Chevalier, Robert L, Barbara A. Thornhill, David C. Belmonte, Alex J.
Baertschi.
Department of Pediatrics, Department of Physiology, University of
Virginia, Charlottesville, Virginia
APStracts 2:0252R, 1995.
Compared to the adult, the neonatal renal natriuretic response to
acute volume expansion (VE) is attenuated. To test the hypothesis
that antinatriuresis is mediated by endogenous angiotensin II (AII),
Sprague-Dawley rats were given losartan, an AII AT1-type receptor
inhibitor, 40 mg/kg/day, from birth to 14-17 d. Control littermates
received saline vehicle. Anesthetized rats underwent acute saline VE
for measurement of mean arterial blood pressure (MAP), plasma
aldosterone concentration (Paldo), plasma atrial natriuretic peptide
(PANP), glomerular filtration rate (GFR), sodium excretion (UNaV),
potassium excretion (UKV) and urine cyclic GMP excretion (UcGMPV).

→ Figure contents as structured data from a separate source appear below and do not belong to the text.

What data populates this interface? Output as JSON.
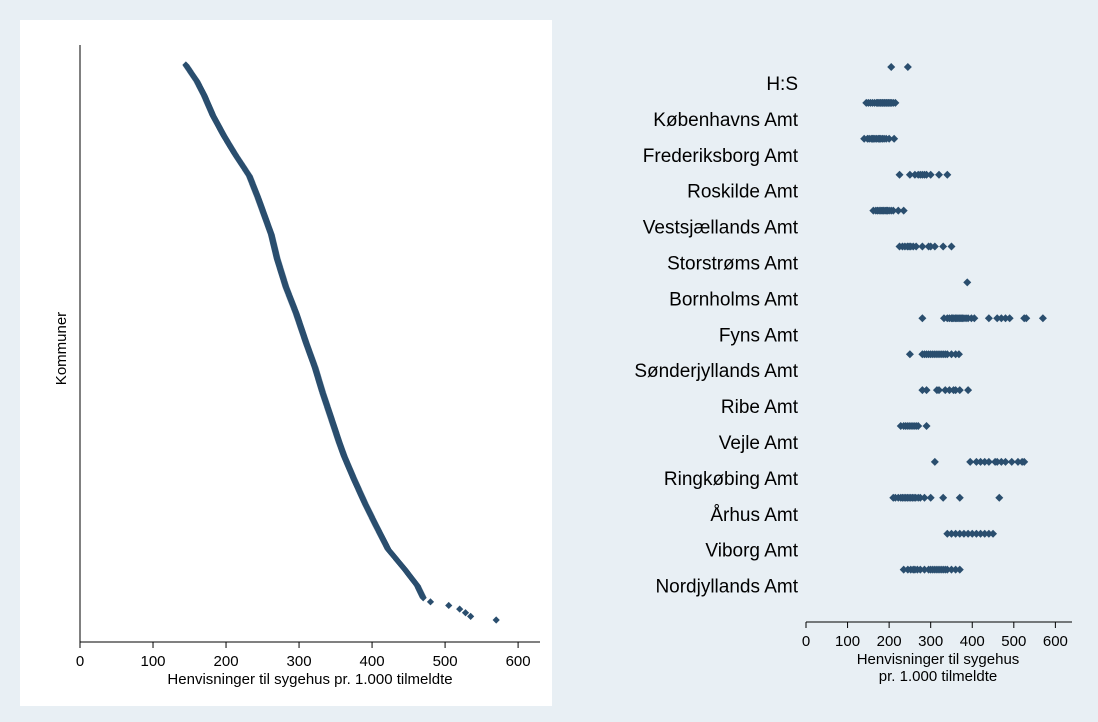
{
  "chart_data": [
    {
      "type": "scatter",
      "title": "",
      "xlabel": "Henvisninger til sygehus pr. 1.000 tilmeldte",
      "ylabel": "Kommuner",
      "xlim": [
        0,
        630
      ],
      "xticks": [
        0,
        100,
        200,
        300,
        400,
        500,
        600
      ],
      "grid": false,
      "legend": "none",
      "color": "#2a4e6e",
      "description_of_y": "communes ranked by referral rate (highest at top)",
      "curve_anchors": [
        [
          145,
          0
        ],
        [
          160,
          8
        ],
        [
          170,
          15
        ],
        [
          182,
          25
        ],
        [
          197,
          35
        ],
        [
          212,
          44
        ],
        [
          232,
          55
        ],
        [
          244,
          66
        ],
        [
          253,
          75
        ],
        [
          262,
          84
        ],
        [
          270,
          96
        ],
        [
          282,
          110
        ],
        [
          296,
          123
        ],
        [
          310,
          138
        ],
        [
          322,
          150
        ],
        [
          332,
          162
        ],
        [
          344,
          175
        ],
        [
          355,
          187
        ],
        [
          362,
          194
        ],
        [
          375,
          205
        ],
        [
          390,
          217
        ],
        [
          405,
          228
        ],
        [
          422,
          240
        ],
        [
          445,
          250
        ],
        [
          462,
          258
        ],
        [
          470,
          264
        ]
      ],
      "outliers": [
        480,
        505,
        520,
        528,
        535,
        570
      ]
    },
    {
      "type": "scatter",
      "title": "",
      "xlabel": "Henvisninger til sygehus\npr. 1.000 tilmeldte",
      "xlabel_lines": [
        "Henvisninger til sygehus",
        "pr. 1.000 tilmeldte"
      ],
      "ylabel": "",
      "xlim": [
        0,
        640
      ],
      "xticks": [
        0,
        100,
        200,
        300,
        400,
        500,
        600
      ],
      "grid": false,
      "legend": "none",
      "color": "#2a4e6e",
      "categories": [
        "H:S",
        "Københavns Amt",
        "Frederiksborg Amt",
        "Roskilde Amt",
        "Vestsjællands Amt",
        "Storstrøms Amt",
        "Bornholms Amt",
        "Fyns Amt",
        "Sønderjyllands Amt",
        "Ribe Amt",
        "Vejle Amt",
        "Ringkøbing Amt",
        "Århus Amt",
        "Viborg Amt",
        "Nordjyllands Amt"
      ],
      "values": [
        [
          205,
          245
        ],
        [
          145,
          150,
          155,
          160,
          165,
          170,
          172,
          175,
          178,
          180,
          183,
          185,
          188,
          190,
          193,
          195,
          198,
          200,
          203,
          206,
          210,
          215
        ],
        [
          140,
          148,
          152,
          157,
          160,
          163,
          166,
          170,
          174,
          177,
          180,
          184,
          188,
          193,
          200,
          212
        ],
        [
          225,
          250,
          262,
          270,
          275,
          280,
          285,
          290,
          300,
          320,
          340
        ],
        [
          162,
          168,
          172,
          176,
          180,
          183,
          186,
          190,
          193,
          196,
          200,
          205,
          210,
          222,
          235
        ],
        [
          225,
          232,
          238,
          244,
          248,
          252,
          258,
          265,
          280,
          295,
          300,
          310,
          330,
          350
        ],
        [
          388
        ],
        [
          280,
          332,
          340,
          345,
          350,
          353,
          356,
          360,
          363,
          366,
          370,
          373,
          376,
          380,
          385,
          390,
          398,
          405,
          440,
          460,
          470,
          480,
          490,
          525,
          530,
          570
        ],
        [
          250,
          280,
          285,
          290,
          295,
          300,
          305,
          310,
          315,
          320,
          325,
          330,
          335,
          340,
          350,
          360,
          368
        ],
        [
          280,
          290,
          315,
          320,
          335,
          345,
          355,
          360,
          370,
          390
        ],
        [
          228,
          235,
          240,
          245,
          250,
          255,
          260,
          265,
          270,
          290
        ],
        [
          310,
          395,
          410,
          420,
          430,
          440,
          455,
          460,
          470,
          480,
          495,
          510,
          520,
          525
        ],
        [
          210,
          215,
          222,
          228,
          232,
          236,
          240,
          244,
          248,
          252,
          256,
          260,
          264,
          270,
          275,
          285,
          300,
          330,
          370,
          465
        ],
        [
          340,
          350,
          360,
          370,
          380,
          390,
          400,
          410,
          420,
          430,
          440,
          450
        ],
        [
          235,
          245,
          252,
          258,
          262,
          268,
          275,
          285,
          295,
          300,
          305,
          310,
          315,
          320,
          325,
          330,
          335,
          340,
          350,
          360,
          370
        ]
      ]
    }
  ]
}
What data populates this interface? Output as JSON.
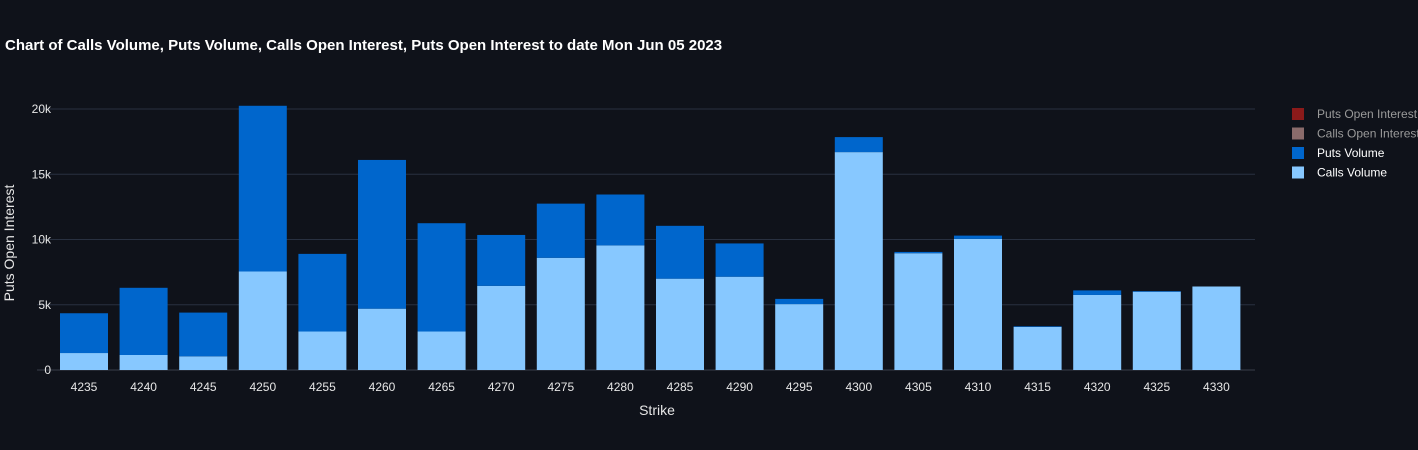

Losartan increased basal urine flow five-fold, UNaV ten-fold, and UKV
twofold. Acute VE induced marked diuresis, natriuresis and kaliuresis
in the losartan, but not the saline group. This occurred without
change in Paldo, PANP, and despite lower MAP, GFR, and UcGMPV. In
addition, losartan did not affect release of cGMP from isolated
glomeruli stimulated by ANP or sodium nitroprusside. We conclude that
the limited renal response to acute VE in the neonate results from
stimulation of tubular Na reabsorption by AII acting on the ATI
receptor.
Received 24 May 1995; accepted in final form 29 August 1995.
APS Manuscript Number R316-5.
Article publication pending Am. J. Physiol. (Regulatory Integrative
Comp. Physiology).
ISSN 1080-4757 Copyright 1995 The American Physiological Society.
Published in APStracts on 23 September 1995.